Champions Salad  LoadingAdd to Favourites list

Green List 2 servings

Nutrition

278 Kcal
17g Fat
22g Carbs
16g Net Carbs
15g Sugars
13g Protein

Champions Salad

For breakfast, lunch, or dinner! This meal is a brain-boosting, energy-inducing, power-packed winner!

This is why I named this the breakfast of champions! It is also to make my kids keen to eat it ?

It’s an anti-inflammatory, blood sugar stabilizing, liver detox meal, too!

A combination of antioxidants and iron helps feed and purify the blood while improving oxygen uptake, which is so good for anemia.

Protein-rich, as well as magnesium, selenium, potassium and omega-3 fatty acids, B vitamins, vitamin D…endless nutrition.

This is a great meal for adults and children at any time of the day. On its own or served on a slice of toasted rye bread.

It combines the perfect nutrients.

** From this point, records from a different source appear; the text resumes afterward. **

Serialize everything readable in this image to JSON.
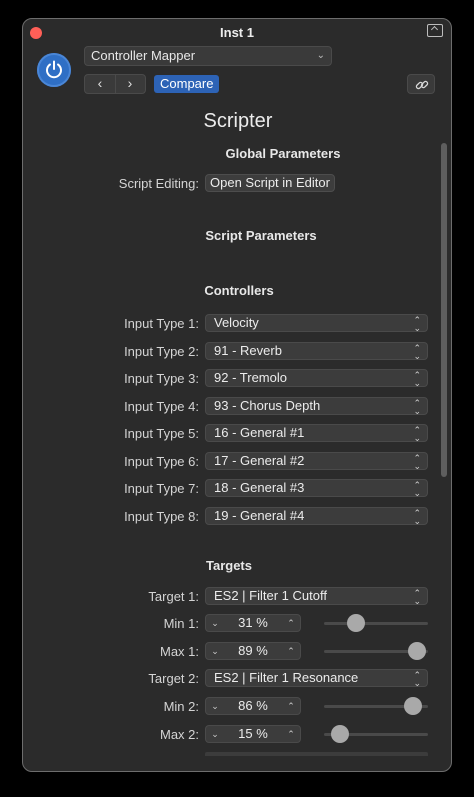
{
  "window": {
    "title": "Inst 1"
  },
  "header": {
    "preset": "Controller Mapper",
    "compare_label": "Compare",
    "plugin_name": "Scripter"
  },
  "global": {
    "heading": "Global Parameters",
    "script_editing_label": "Script Editing:",
    "open_button": "Open Script in Editor"
  },
  "script_params": {
    "heading": "Script Parameters"
  },
  "controllers": {
    "heading": "Controllers",
    "inputs": [
      {
        "label": "Input Type 1:",
        "value": "Velocity"
      },
      {
        "label": "Input Type 2:",
        "value": "91 - Reverb"
      },
      {
        "label": "Input Type 3:",
        "value": "92 - Tremolo"
      },
      {
        "label": "Input Type 4:",
        "value": "93 - Chorus Depth"
      },
      {
        "label": "Input Type 5:",
        "value": "16 - General #1"
      },
      {
        "label": "Input Type 6:",
        "value": "17 - General #2"
      },
      {
        "label": "Input Type 7:",
        "value": "18 - General #3"
      },
      {
        "label": "Input Type 8:",
        "value": "19 - General #4"
      }
    ]
  },
  "targets": {
    "heading": "Targets",
    "target1": {
      "label": "Target 1:",
      "value": "ES2 | Filter 1 Cutoff"
    },
    "min1": {
      "label": "Min 1:",
      "value": "31 %",
      "level": 0.31
    },
    "max1": {
      "label": "Max 1:",
      "value": "89 %",
      "level": 0.89
    },
    "target2": {
      "label": "Target 2:",
      "value": "ES2 | Filter 1 Resonance"
    },
    "min2": {
      "label": "Min 2:",
      "value": "86 %",
      "level": 0.86
    },
    "max2": {
      "label": "Max 2:",
      "value": "15 %",
      "level": 0.15
    }
  },
  "icons": {
    "close": "close-icon",
    "expand": "expand-icon",
    "power": "power-icon",
    "prev": "chevron-left-icon",
    "next": "chevron-right-icon",
    "link": "link-icon",
    "updown": "chevron-updown-icon",
    "stepper_dec": "chevron-down-icon",
    "stepper_inc": "chevron-up-icon"
  },
  "colors": {
    "accent": "#2f6fc5",
    "close": "#ff5f57",
    "background": "#2b2b2b"
  }
}
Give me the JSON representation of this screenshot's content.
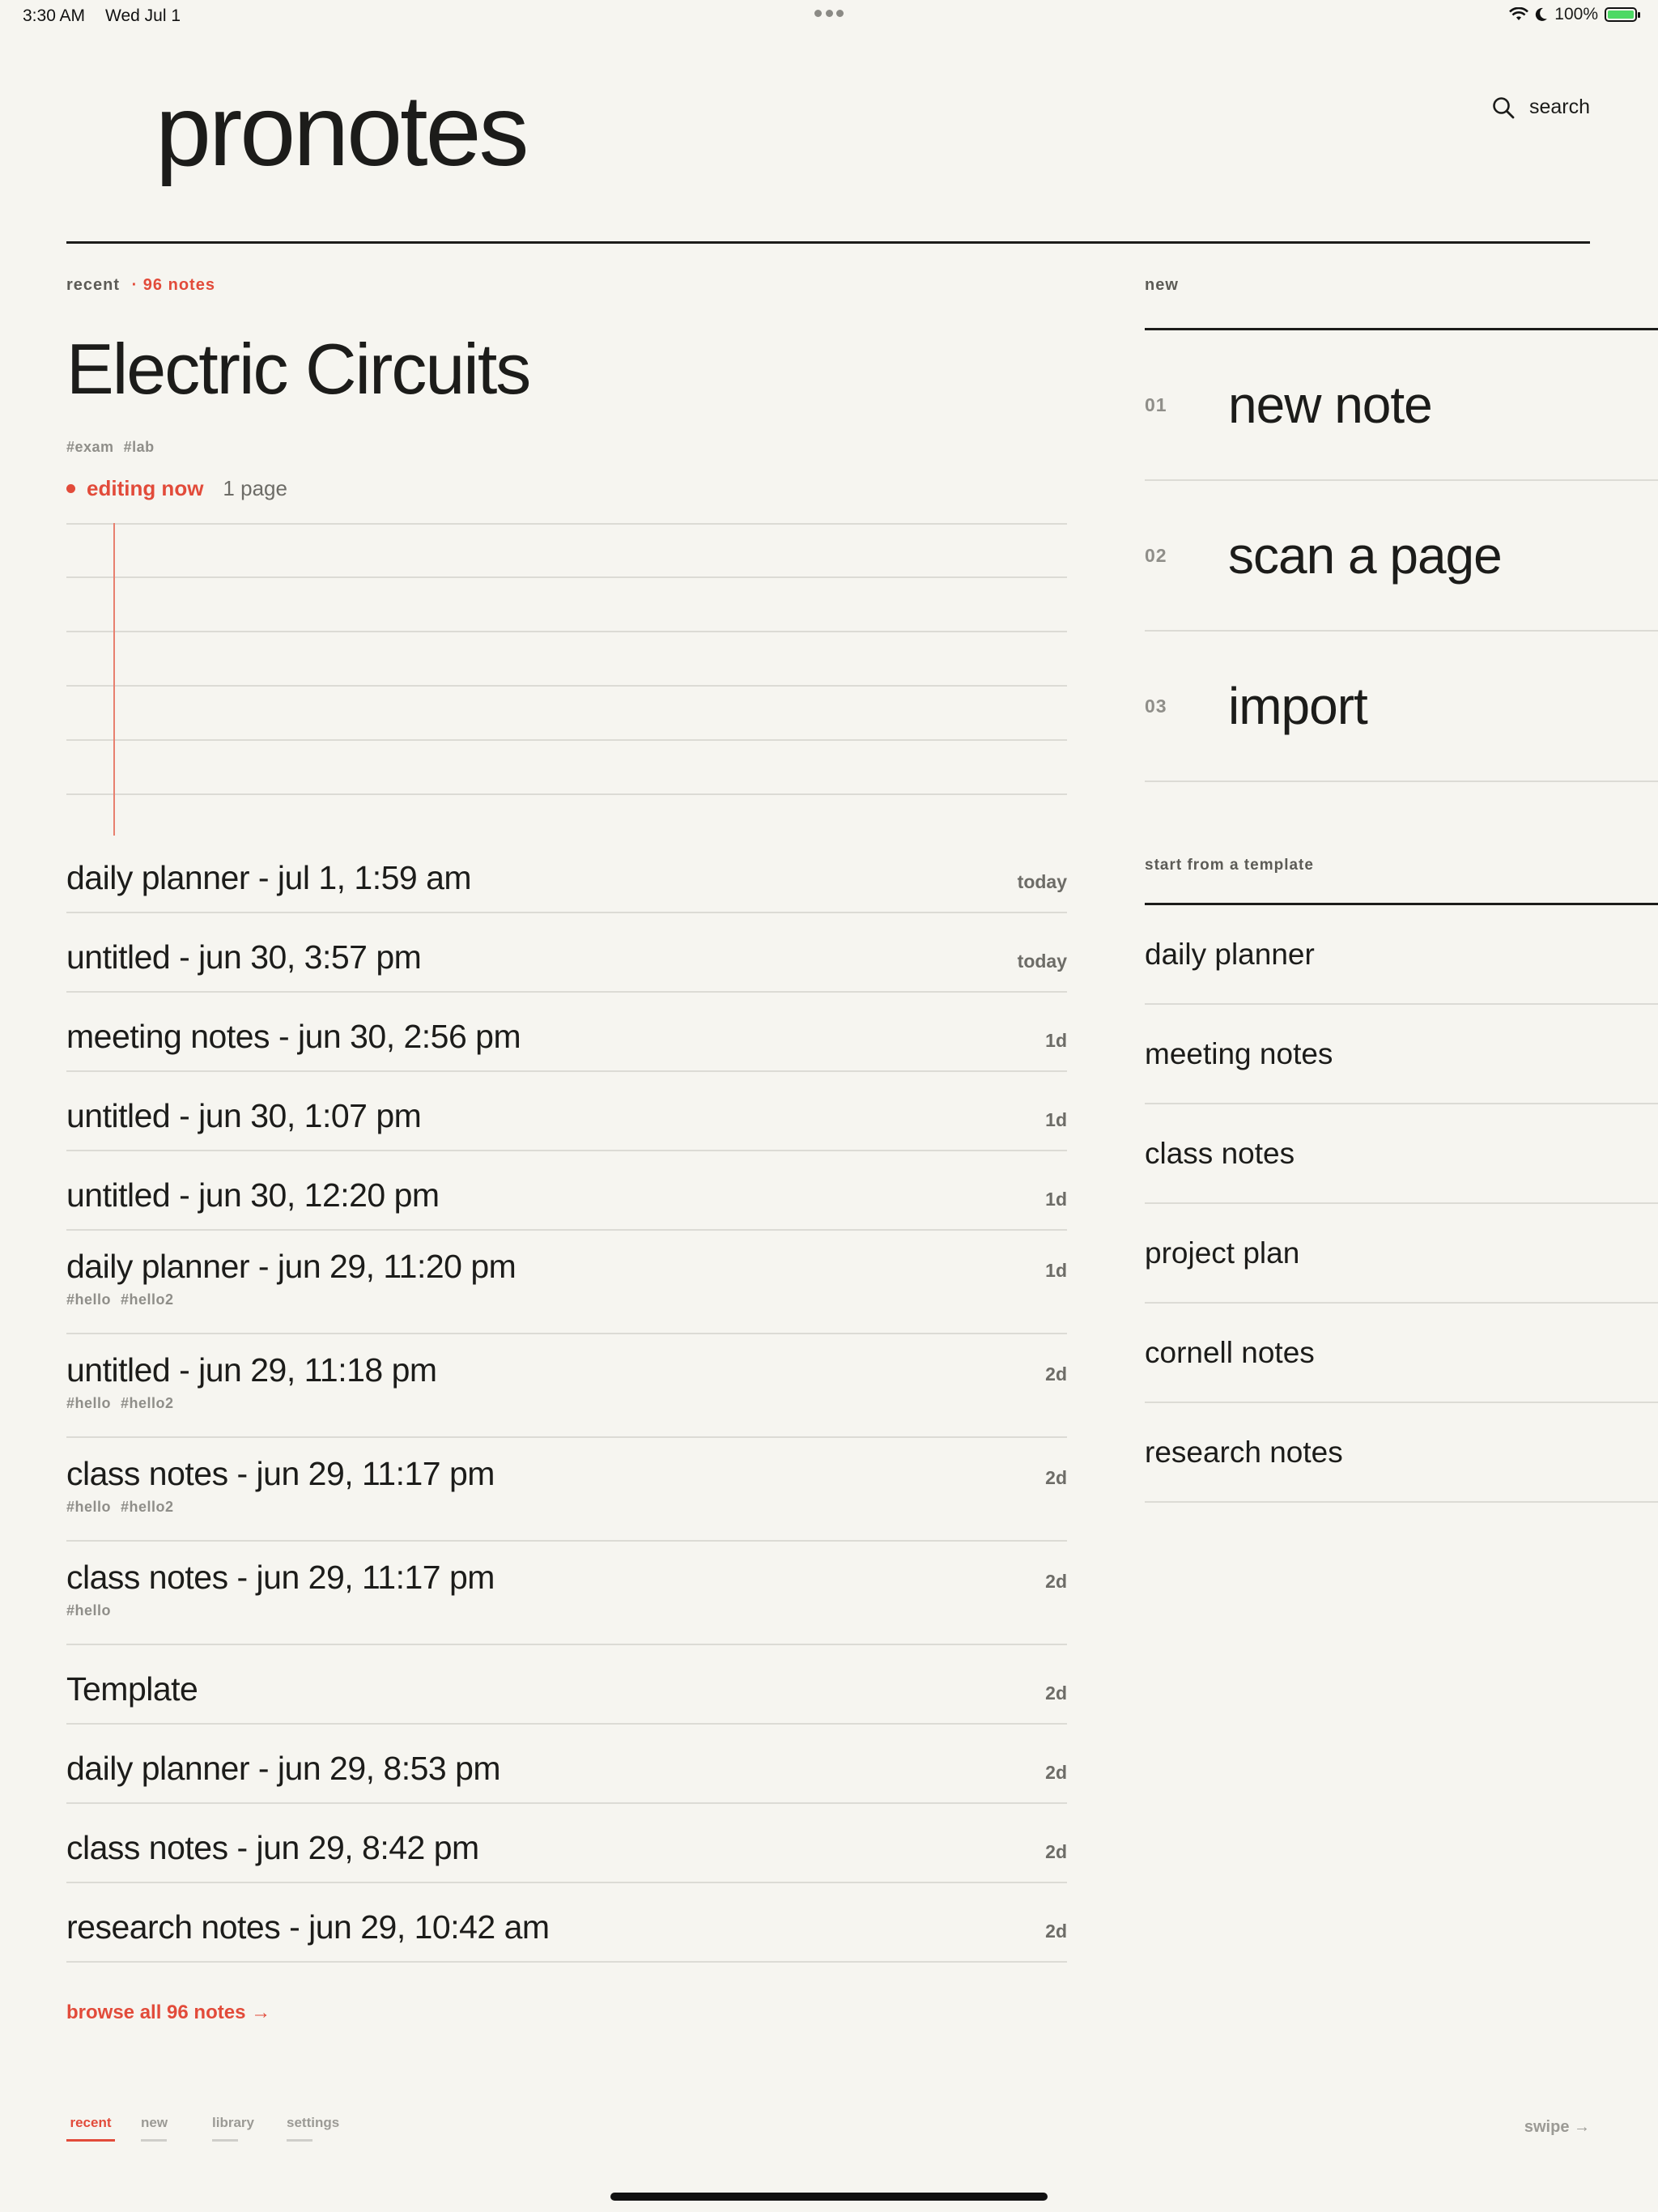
{
  "status_bar": {
    "time": "3:30 AM",
    "date": "Wed Jul 1",
    "battery": "100%"
  },
  "header": {
    "app_title": "pronotes",
    "search_label": "search"
  },
  "recent": {
    "section_label": "recent",
    "count_label": "· 96 notes",
    "featured": {
      "title": "Electric Circuits",
      "tags": [
        "#exam",
        "#lab"
      ],
      "status": "editing now",
      "pages": "1 page"
    },
    "notes": [
      {
        "title": "daily planner - jul 1, 1:59 am",
        "age": "today",
        "tags": []
      },
      {
        "title": "untitled - jun 30, 3:57 pm",
        "age": "today",
        "tags": []
      },
      {
        "title": "meeting notes - jun 30, 2:56 pm",
        "age": "1d",
        "tags": []
      },
      {
        "title": "untitled - jun 30, 1:07 pm",
        "age": "1d",
        "tags": []
      },
      {
        "title": "untitled - jun 30, 12:20 pm",
        "age": "1d",
        "tags": []
      },
      {
        "title": "daily planner - jun 29, 11:20 pm",
        "age": "1d",
        "tags": [
          "#hello",
          "#hello2"
        ]
      },
      {
        "title": "untitled - jun 29, 11:18 pm",
        "age": "2d",
        "tags": [
          "#hello",
          "#hello2"
        ]
      },
      {
        "title": "class notes - jun 29, 11:17 pm",
        "age": "2d",
        "tags": [
          "#hello",
          "#hello2"
        ]
      },
      {
        "title": "class notes - jun 29, 11:17 pm",
        "age": "2d",
        "tags": [
          "#hello"
        ]
      },
      {
        "title": "Template",
        "age": "2d",
        "tags": []
      },
      {
        "title": "daily planner - jun 29, 8:53 pm",
        "age": "2d",
        "tags": []
      },
      {
        "title": "class notes - jun 29, 8:42 pm",
        "age": "2d",
        "tags": []
      },
      {
        "title": "research notes - jun 29, 10:42 am",
        "age": "2d",
        "tags": []
      }
    ],
    "browse_all": "browse all 96 notes →"
  },
  "new_section": {
    "label": "new",
    "items": [
      {
        "num": "01",
        "label": "new note"
      },
      {
        "num": "02",
        "label": "scan a page"
      },
      {
        "num": "03",
        "label": "import"
      }
    ],
    "template_label": "start from a template",
    "templates": [
      "daily planner",
      "meeting notes",
      "class notes",
      "project plan",
      "cornell notes",
      "research notes"
    ]
  },
  "bottom_nav": {
    "tabs": [
      {
        "label": "recent",
        "active": true
      },
      {
        "label": "new",
        "active": false
      },
      {
        "label": "library",
        "active": false
      },
      {
        "label": "settings",
        "active": false
      }
    ],
    "swipe_label": "swipe →"
  },
  "colors": {
    "accent": "#e24b3a",
    "background": "#f6f5f0",
    "text": "#1c1c1a"
  }
}
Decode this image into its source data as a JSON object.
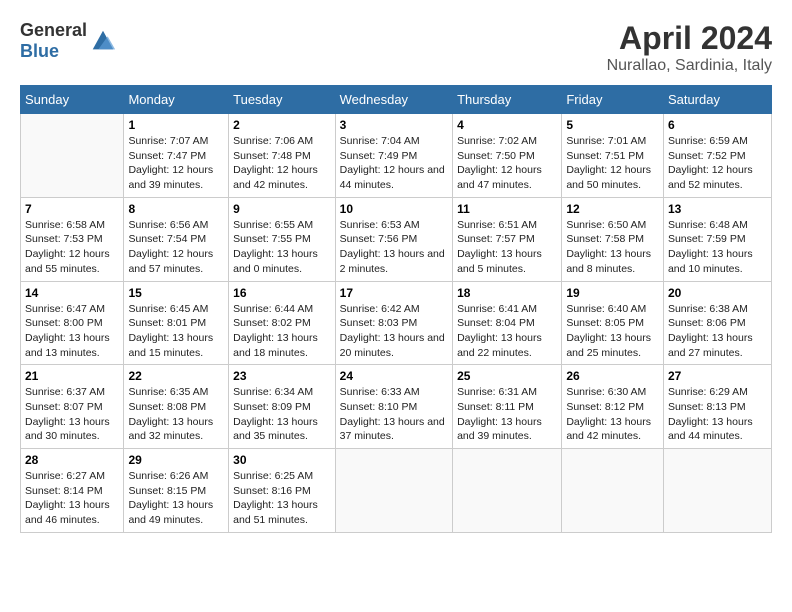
{
  "header": {
    "logo_general": "General",
    "logo_blue": "Blue",
    "title": "April 2024",
    "subtitle": "Nurallao, Sardinia, Italy"
  },
  "days_of_week": [
    "Sunday",
    "Monday",
    "Tuesday",
    "Wednesday",
    "Thursday",
    "Friday",
    "Saturday"
  ],
  "weeks": [
    [
      {
        "day": "",
        "sunrise": "",
        "sunset": "",
        "daylight": "",
        "empty": true
      },
      {
        "day": "1",
        "sunrise": "Sunrise: 7:07 AM",
        "sunset": "Sunset: 7:47 PM",
        "daylight": "Daylight: 12 hours and 39 minutes."
      },
      {
        "day": "2",
        "sunrise": "Sunrise: 7:06 AM",
        "sunset": "Sunset: 7:48 PM",
        "daylight": "Daylight: 12 hours and 42 minutes."
      },
      {
        "day": "3",
        "sunrise": "Sunrise: 7:04 AM",
        "sunset": "Sunset: 7:49 PM",
        "daylight": "Daylight: 12 hours and 44 minutes."
      },
      {
        "day": "4",
        "sunrise": "Sunrise: 7:02 AM",
        "sunset": "Sunset: 7:50 PM",
        "daylight": "Daylight: 12 hours and 47 minutes."
      },
      {
        "day": "5",
        "sunrise": "Sunrise: 7:01 AM",
        "sunset": "Sunset: 7:51 PM",
        "daylight": "Daylight: 12 hours and 50 minutes."
      },
      {
        "day": "6",
        "sunrise": "Sunrise: 6:59 AM",
        "sunset": "Sunset: 7:52 PM",
        "daylight": "Daylight: 12 hours and 52 minutes."
      }
    ],
    [
      {
        "day": "7",
        "sunrise": "Sunrise: 6:58 AM",
        "sunset": "Sunset: 7:53 PM",
        "daylight": "Daylight: 12 hours and 55 minutes."
      },
      {
        "day": "8",
        "sunrise": "Sunrise: 6:56 AM",
        "sunset": "Sunset: 7:54 PM",
        "daylight": "Daylight: 12 hours and 57 minutes."
      },
      {
        "day": "9",
        "sunrise": "Sunrise: 6:55 AM",
        "sunset": "Sunset: 7:55 PM",
        "daylight": "Daylight: 13 hours and 0 minutes."
      },
      {
        "day": "10",
        "sunrise": "Sunrise: 6:53 AM",
        "sunset": "Sunset: 7:56 PM",
        "daylight": "Daylight: 13 hours and 2 minutes."
      },
      {
        "day": "11",
        "sunrise": "Sunrise: 6:51 AM",
        "sunset": "Sunset: 7:57 PM",
        "daylight": "Daylight: 13 hours and 5 minutes."
      },
      {
        "day": "12",
        "sunrise": "Sunrise: 6:50 AM",
        "sunset": "Sunset: 7:58 PM",
        "daylight": "Daylight: 13 hours and 8 minutes."
      },
      {
        "day": "13",
        "sunrise": "Sunrise: 6:48 AM",
        "sunset": "Sunset: 7:59 PM",
        "daylight": "Daylight: 13 hours and 10 minutes."
      }
    ],
    [
      {
        "day": "14",
        "sunrise": "Sunrise: 6:47 AM",
        "sunset": "Sunset: 8:00 PM",
        "daylight": "Daylight: 13 hours and 13 minutes."
      },
      {
        "day": "15",
        "sunrise": "Sunrise: 6:45 AM",
        "sunset": "Sunset: 8:01 PM",
        "daylight": "Daylight: 13 hours and 15 minutes."
      },
      {
        "day": "16",
        "sunrise": "Sunrise: 6:44 AM",
        "sunset": "Sunset: 8:02 PM",
        "daylight": "Daylight: 13 hours and 18 minutes."
      },
      {
        "day": "17",
        "sunrise": "Sunrise: 6:42 AM",
        "sunset": "Sunset: 8:03 PM",
        "daylight": "Daylight: 13 hours and 20 minutes."
      },
      {
        "day": "18",
        "sunrise": "Sunrise: 6:41 AM",
        "sunset": "Sunset: 8:04 PM",
        "daylight": "Daylight: 13 hours and 22 minutes."
      },
      {
        "day": "19",
        "sunrise": "Sunrise: 6:40 AM",
        "sunset": "Sunset: 8:05 PM",
        "daylight": "Daylight: 13 hours and 25 minutes."
      },
      {
        "day": "20",
        "sunrise": "Sunrise: 6:38 AM",
        "sunset": "Sunset: 8:06 PM",
        "daylight": "Daylight: 13 hours and 27 minutes."
      }
    ],
    [
      {
        "day": "21",
        "sunrise": "Sunrise: 6:37 AM",
        "sunset": "Sunset: 8:07 PM",
        "daylight": "Daylight: 13 hours and 30 minutes."
      },
      {
        "day": "22",
        "sunrise": "Sunrise: 6:35 AM",
        "sunset": "Sunset: 8:08 PM",
        "daylight": "Daylight: 13 hours and 32 minutes."
      },
      {
        "day": "23",
        "sunrise": "Sunrise: 6:34 AM",
        "sunset": "Sunset: 8:09 PM",
        "daylight": "Daylight: 13 hours and 35 minutes."
      },
      {
        "day": "24",
        "sunrise": "Sunrise: 6:33 AM",
        "sunset": "Sunset: 8:10 PM",
        "daylight": "Daylight: 13 hours and 37 minutes."
      },
      {
        "day": "25",
        "sunrise": "Sunrise: 6:31 AM",
        "sunset": "Sunset: 8:11 PM",
        "daylight": "Daylight: 13 hours and 39 minutes."
      },
      {
        "day": "26",
        "sunrise": "Sunrise: 6:30 AM",
        "sunset": "Sunset: 8:12 PM",
        "daylight": "Daylight: 13 hours and 42 minutes."
      },
      {
        "day": "27",
        "sunrise": "Sunrise: 6:29 AM",
        "sunset": "Sunset: 8:13 PM",
        "daylight": "Daylight: 13 hours and 44 minutes."
      }
    ],
    [
      {
        "day": "28",
        "sunrise": "Sunrise: 6:27 AM",
        "sunset": "Sunset: 8:14 PM",
        "daylight": "Daylight: 13 hours and 46 minutes."
      },
      {
        "day": "29",
        "sunrise": "Sunrise: 6:26 AM",
        "sunset": "Sunset: 8:15 PM",
        "daylight": "Daylight: 13 hours and 49 minutes."
      },
      {
        "day": "30",
        "sunrise": "Sunrise: 6:25 AM",
        "sunset": "Sunset: 8:16 PM",
        "daylight": "Daylight: 13 hours and 51 minutes."
      },
      {
        "day": "",
        "sunrise": "",
        "sunset": "",
        "daylight": "",
        "empty": true
      },
      {
        "day": "",
        "sunrise": "",
        "sunset": "",
        "daylight": "",
        "empty": true
      },
      {
        "day": "",
        "sunrise": "",
        "sunset": "",
        "daylight": "",
        "empty": true
      },
      {
        "day": "",
        "sunrise": "",
        "sunset": "",
        "daylight": "",
        "empty": true
      }
    ]
  ]
}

Note that vitamin C in the squeezed lemon helps you absorb the iron contained in the fish. Sea salt is full of iodine and minerals for hormonal and nervous system function, and black pepper helps absorb everything.

Amazing food for your mind and body. Enjoy!

Ingredients

  • 1 can of wild salmon or tuna
  • 2 small chopped beetroots
  • 6 cherry tomatoes
  • 2 boiled eggs
  • 1/2 avocado
  • 3 cornichons or 1 gherkin
  • 1 tbsp of chopped chives
  • 1/2 lemon juice
  • Mayonnaise or olive oil
  • Salt & pepper

Directions

  1. Chop all the ingredients finely. Mix them with lemon juice, mayonnaise or olive oil, salt, and pepper.

  2. Serve for breakfast, lunch, a snack, or post-workout meal. Enjoy!

Storage Tips

This dish can be prepared in advance. It keeps in the fridge for up to 2 days without the dressing mixed in.